A lot of boba shops are franchise businesses, meaning independent entrepreneurs can use the rights to the bubble tea shop's business name, logo, and products to operate an individual location. The target audience of this analysis will be these individuals who want to open a new location for these bubble tea franchises but are wondering what a good location would be.

## 2. Data

### We will be using the following data:

- List of neighborhoods in Los Angeles: To define the scope of the project and provide the basis for clustering
  - From: https://en.wikipedia.org/wiki/List_of_districts_and_neighborhoods_of_Los_Angeles

- Latitudes and longtitudes of those neighborhoods: To plot the map and to get venue data
  - From: Geocoder

- Venue data: Particularly those related to bubble tea shops, to perform clustering on neighborhoods 
  - From: Foursquare API
  - This data include information such as neig

## 3. Methodology


### 3.1 Scrape Data

First, scrape data from the Wikipedia link by using Beautiful Soup and append the data into a list. Due to the fact that the data is from Wikipedia, the neighborhood names can include footnotes label such as [1] and [2] next to them. Those will be cleaned using re. The cleaned list will then be transformed into a pandas dataframe

### 3.2 Find Coordinates of Neighborhoods and Create a Map

Geocoder is used to locate the coordinates of the neighborhoods in the dataframe. The coordinates are then added into the dataframe as new columns, creating this dataframe with 3 columns which are 'neighborhoods', 'Latitude' and 'Longitude'.

Next, using folium, a map of LA is created. Markers are then added to the map by referencing the the dataframe.

### 3.3 Explore and Analyse Neighborhood

In order to explore the neighborhood, we made calls using the Foursquare APIs. For each neighborhood, we are able to get venues information including their names, coordinates, and categories. This information is captured into a dataframe.

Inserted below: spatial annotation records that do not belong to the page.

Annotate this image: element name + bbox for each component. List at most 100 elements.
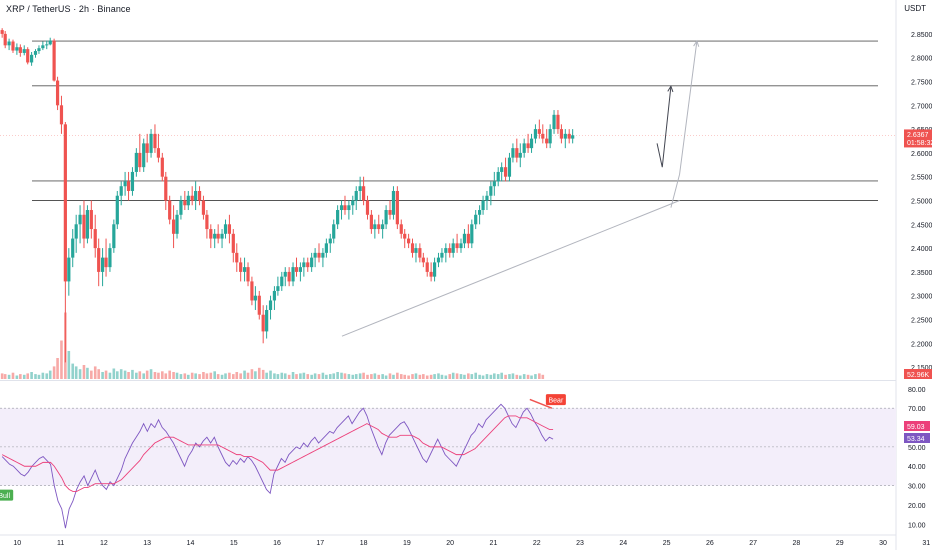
volume-bar bbox=[116, 371, 119, 379]
candle-body bbox=[559, 129, 564, 139]
time-axis-tick: 26 bbox=[706, 540, 714, 547]
volume-bar bbox=[522, 374, 526, 379]
candle-body bbox=[492, 181, 496, 187]
candle-body bbox=[399, 224, 403, 234]
candle-body bbox=[298, 267, 302, 272]
volume-bar bbox=[164, 373, 168, 379]
candle-body bbox=[391, 190, 396, 215]
volume-bar bbox=[216, 374, 220, 379]
candle-body bbox=[432, 262, 437, 277]
volume-bar bbox=[86, 367, 89, 379]
candle-body bbox=[347, 205, 351, 211]
candle-body bbox=[41, 45, 45, 49]
price-axis-tick: 2.3000 bbox=[911, 294, 932, 301]
rsi-ma-value-tag bbox=[904, 421, 930, 431]
candle-body bbox=[97, 248, 101, 272]
volume-bar bbox=[478, 374, 481, 379]
time-axis-tick: 25 bbox=[663, 540, 671, 547]
candle-body bbox=[213, 233, 217, 239]
candle-body bbox=[7, 41, 11, 46]
candle-body bbox=[52, 40, 56, 81]
volume-bar bbox=[56, 358, 59, 379]
volume-bar bbox=[302, 372, 306, 379]
candle-body bbox=[548, 129, 552, 144]
candle-body bbox=[82, 214, 86, 239]
rsi-value: 53.34 bbox=[907, 436, 925, 443]
volume-bar bbox=[127, 372, 130, 379]
volume-bar bbox=[317, 374, 321, 379]
volume-bar bbox=[325, 374, 328, 379]
candle-body bbox=[358, 186, 362, 191]
candle-body bbox=[440, 252, 444, 258]
candle-body bbox=[466, 233, 470, 244]
candle-body bbox=[0, 30, 4, 34]
volume-bar bbox=[250, 369, 254, 379]
candle-body bbox=[18, 47, 22, 53]
volume-bar bbox=[347, 374, 351, 379]
volume-bar bbox=[496, 374, 500, 379]
volume-bar bbox=[283, 373, 287, 379]
time-axis-tick: 15 bbox=[230, 540, 238, 547]
candle-body bbox=[37, 48, 41, 52]
candle-body bbox=[545, 138, 549, 144]
candle-body bbox=[48, 40, 52, 45]
time-axis-tick: 27 bbox=[749, 540, 757, 547]
volume-bar bbox=[48, 370, 52, 379]
candle-body bbox=[283, 271, 287, 277]
volume-bar bbox=[41, 372, 45, 379]
candle-body bbox=[280, 276, 284, 287]
candle-body bbox=[563, 133, 567, 139]
volume-bar bbox=[321, 372, 325, 379]
volume-bar bbox=[0, 373, 4, 379]
volume-bar bbox=[366, 374, 369, 379]
time-axis-tick: 12 bbox=[100, 540, 108, 547]
candle-body bbox=[518, 152, 522, 158]
candle-body bbox=[361, 186, 366, 201]
candle-countdown: 01:58:32 bbox=[907, 140, 932, 147]
volume-bar bbox=[123, 370, 127, 379]
ascending-trendline bbox=[341, 200, 680, 337]
volume-bar bbox=[306, 374, 310, 379]
candle-body bbox=[418, 248, 422, 258]
candle-body bbox=[142, 143, 146, 168]
volume-bar bbox=[198, 374, 201, 379]
volume-bar bbox=[381, 374, 384, 379]
candle-body bbox=[503, 167, 508, 177]
volume-bar bbox=[104, 370, 108, 379]
volume-bar bbox=[280, 372, 284, 379]
price-axis-tick: 2.7000 bbox=[911, 103, 932, 110]
volume-bar bbox=[377, 374, 381, 379]
time-axis-tick: 18 bbox=[360, 540, 368, 547]
candle-body bbox=[100, 257, 105, 272]
candle-body bbox=[403, 233, 407, 239]
candle-body bbox=[59, 105, 64, 125]
volume-bar bbox=[11, 372, 15, 379]
candle-body bbox=[407, 238, 411, 244]
volume-bar bbox=[508, 374, 511, 379]
candle-body bbox=[500, 167, 504, 172]
volume-bar bbox=[373, 373, 377, 379]
candle-body bbox=[377, 224, 381, 230]
volume-bar bbox=[3, 374, 7, 379]
volume-bar bbox=[190, 372, 194, 379]
candle-body bbox=[33, 51, 38, 55]
candle-body bbox=[15, 47, 19, 51]
candle-body bbox=[507, 157, 512, 177]
rsi-axis-tick: 40.00 bbox=[908, 464, 926, 471]
candle-body bbox=[336, 210, 340, 225]
candle-body bbox=[529, 138, 534, 149]
candle-body bbox=[522, 143, 526, 153]
candle-body bbox=[67, 257, 71, 282]
volume-bar bbox=[213, 371, 216, 379]
candle-body bbox=[216, 233, 220, 239]
candle-body bbox=[89, 210, 93, 230]
candle-body bbox=[485, 195, 489, 201]
candle-body bbox=[153, 133, 157, 149]
volume-bar bbox=[186, 374, 190, 379]
candle-body bbox=[354, 190, 358, 201]
price-axis-tick: 2.2000 bbox=[911, 341, 932, 348]
volume-bar bbox=[90, 370, 93, 379]
volume-bar bbox=[273, 373, 276, 379]
candle-body bbox=[496, 171, 500, 182]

Next, we took a look at the unique venues categories to explore what kind of venues exist in the neighborhood. In order to get this view into a table, we shape the table with neighborhoods still in each row, and venue categories in columns. By grouping the neighborhoods, now we can see how many venues are there in each categories per neighborhood..

Since we are looking at bubble tea shops in particular, we extract the column with the information of bubble tea shops, and show the number of shops per neighborhood.

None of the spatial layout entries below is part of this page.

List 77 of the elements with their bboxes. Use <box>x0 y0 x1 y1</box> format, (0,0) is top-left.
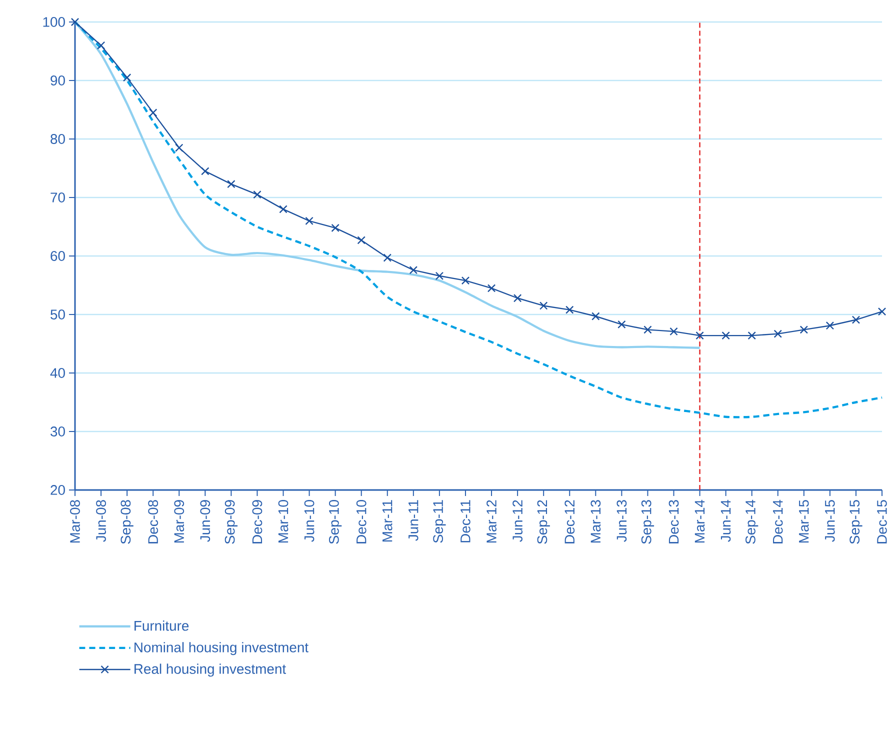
point <box>201 167 210 176</box>
y-tick-label: 80 <box>50 134 65 144</box>
point <box>539 302 548 310</box>
point <box>748 331 756 340</box>
x-tick-label: Sep-13 <box>641 500 654 544</box>
point <box>357 236 366 244</box>
x-tick-label: Jun-12 <box>512 500 522 542</box>
legend-label: Nominal housing investment <box>134 642 308 656</box>
y-tick-label: 90 <box>50 76 65 86</box>
x-tick-label: Dec-08 <box>148 500 158 544</box>
x-tick-label: Mar-09 <box>174 500 184 543</box>
point <box>279 205 288 214</box>
x-tick-label: Jun-13 <box>616 500 627 542</box>
x-tick-label: Sep-12 <box>537 500 550 544</box>
x-tick-label: Sep-10 <box>329 500 342 544</box>
point <box>774 330 782 338</box>
point <box>383 254 392 262</box>
point <box>800 326 808 334</box>
x-tick-label: Jun-10 <box>304 500 314 542</box>
x-tick-label: Sep-09 <box>224 500 238 544</box>
y-tick-label: 50 <box>50 310 65 320</box>
y-tick-label: 60 <box>50 251 65 261</box>
point <box>618 320 626 329</box>
point <box>148 108 158 117</box>
y-tick-label: 70 <box>50 192 65 202</box>
point <box>513 294 522 302</box>
y-tick-label: 40 <box>50 368 65 378</box>
x-tick-label: Mar-08 <box>70 500 80 543</box>
x-tick-label: Jun-14 <box>720 500 731 542</box>
point <box>435 272 444 280</box>
x-tick-label: Dec-13 <box>668 500 679 544</box>
x-tick-label: Jun-11 <box>408 500 418 541</box>
point <box>696 331 704 340</box>
point <box>592 312 600 320</box>
x-tick-label: Dec-12 <box>564 500 575 544</box>
point <box>70 18 80 26</box>
x-tick-label: Mar-11 <box>382 500 392 542</box>
y-tick-label: 100 <box>43 17 65 27</box>
x-tick-label: Sep-15 <box>850 500 862 544</box>
point <box>331 224 340 232</box>
y-tick-label: 30 <box>50 426 65 436</box>
point <box>487 284 496 292</box>
x-tick-label: Mar-12 <box>486 500 496 543</box>
point <box>722 331 730 340</box>
x-tick-label: Mar-13 <box>590 500 601 543</box>
x-tick-label: Dec-10 <box>356 500 366 544</box>
point <box>826 321 834 330</box>
legend-label: Real housing investment <box>134 664 286 677</box>
x-tick-label: Jun-08 <box>96 500 106 542</box>
point <box>670 327 678 336</box>
point <box>253 190 262 199</box>
point <box>305 216 314 226</box>
point <box>409 266 418 274</box>
x-tick-label: Jun-15 <box>825 500 835 542</box>
point <box>227 180 236 188</box>
y-tick-label: 20 <box>50 485 65 495</box>
x-tick-label: Mar-14 <box>694 500 705 543</box>
x-tick-label: Jun-09 <box>200 500 210 542</box>
x-tick-label: Sep-14 <box>746 500 758 544</box>
point <box>878 307 886 316</box>
x-tick-label: Sep-08 <box>120 500 134 544</box>
point <box>852 316 860 324</box>
x-tick-label: Sep-11 <box>433 500 446 543</box>
point <box>565 306 574 314</box>
line-series <box>74 20 884 418</box>
x-tick-label: Mar-10 <box>278 500 288 543</box>
point <box>96 41 106 50</box>
x-tick-label: Dec-09 <box>252 500 262 544</box>
x-tick-label: Dec-14 <box>773 500 783 544</box>
legend-label: Furniture <box>134 620 189 631</box>
x-tick-label: Mar-15 <box>799 500 809 543</box>
point <box>644 326 652 334</box>
x-tick-label: Dec-11 <box>460 500 470 542</box>
point <box>461 276 470 285</box>
point <box>122 73 132 82</box>
point <box>175 144 184 152</box>
x-tick-label: Dec-15 <box>877 500 887 544</box>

### 3.4 Clustering and Create a Map

With the bubble tea shop per neighborhood dataframe, we run the k-means clustering specifying 3 clusters. It is meant to show 3 tiers of neighborhoods with high, medium and low amount of bubble tea shops.

We then visualize which of the three clusters these neighborhoods belong to in a map using folium again.

## 4. Results

K-means clustering divides the neighborhoods into three clusters
- Cluster 0: In red, with low amount of bubble tea shops
- Cluster 1: In purple, with medium amount of bubble tea shops
- Cluster 2: In green, with high amount of bubble tea shops

![Screen%20Shot%202020-07-15%20at%205.42.50%20PM.png](attachment:Screen%20Shot%202020-07-15%20at%205.42.50%20PM.png)

## 5. Discussion

According to the results, those who want to open franchises might want to avoid cluster 3 and focus on on cluster 1 and 2 which have fewer boba shops where the market is not saturated yet

However, there is also limitations on this result. Just the number of bubble team shops alone is not the best indicator of whether the market is saturated. We only looked into one attribute which represents the supply but did not look into the demand. It is possible that even though cluster 3 has a lot of bubble tea shops already, that they can still have a high demand for bubble tea that is not satisfied. A next step could be looking at the demand for bubble tea in these areas and compare them with the supply to see what neighborhoods present the best opportunities.

## 6. Conclusion

In this project, we use neighborhood data from Wikipedia, coordinates from Geocoder, and venue data from Foursquare API to explore where bubble tea shops are located in LA. Then, by using k-means clustering and folium, we are able to find out the groups of neighborhoods with different volumes of bubble team shops and visualize that in a map.

By analyzing data, we are able take a first step in answering a business problem, which is where opportunities lie in opening bubble tea shops.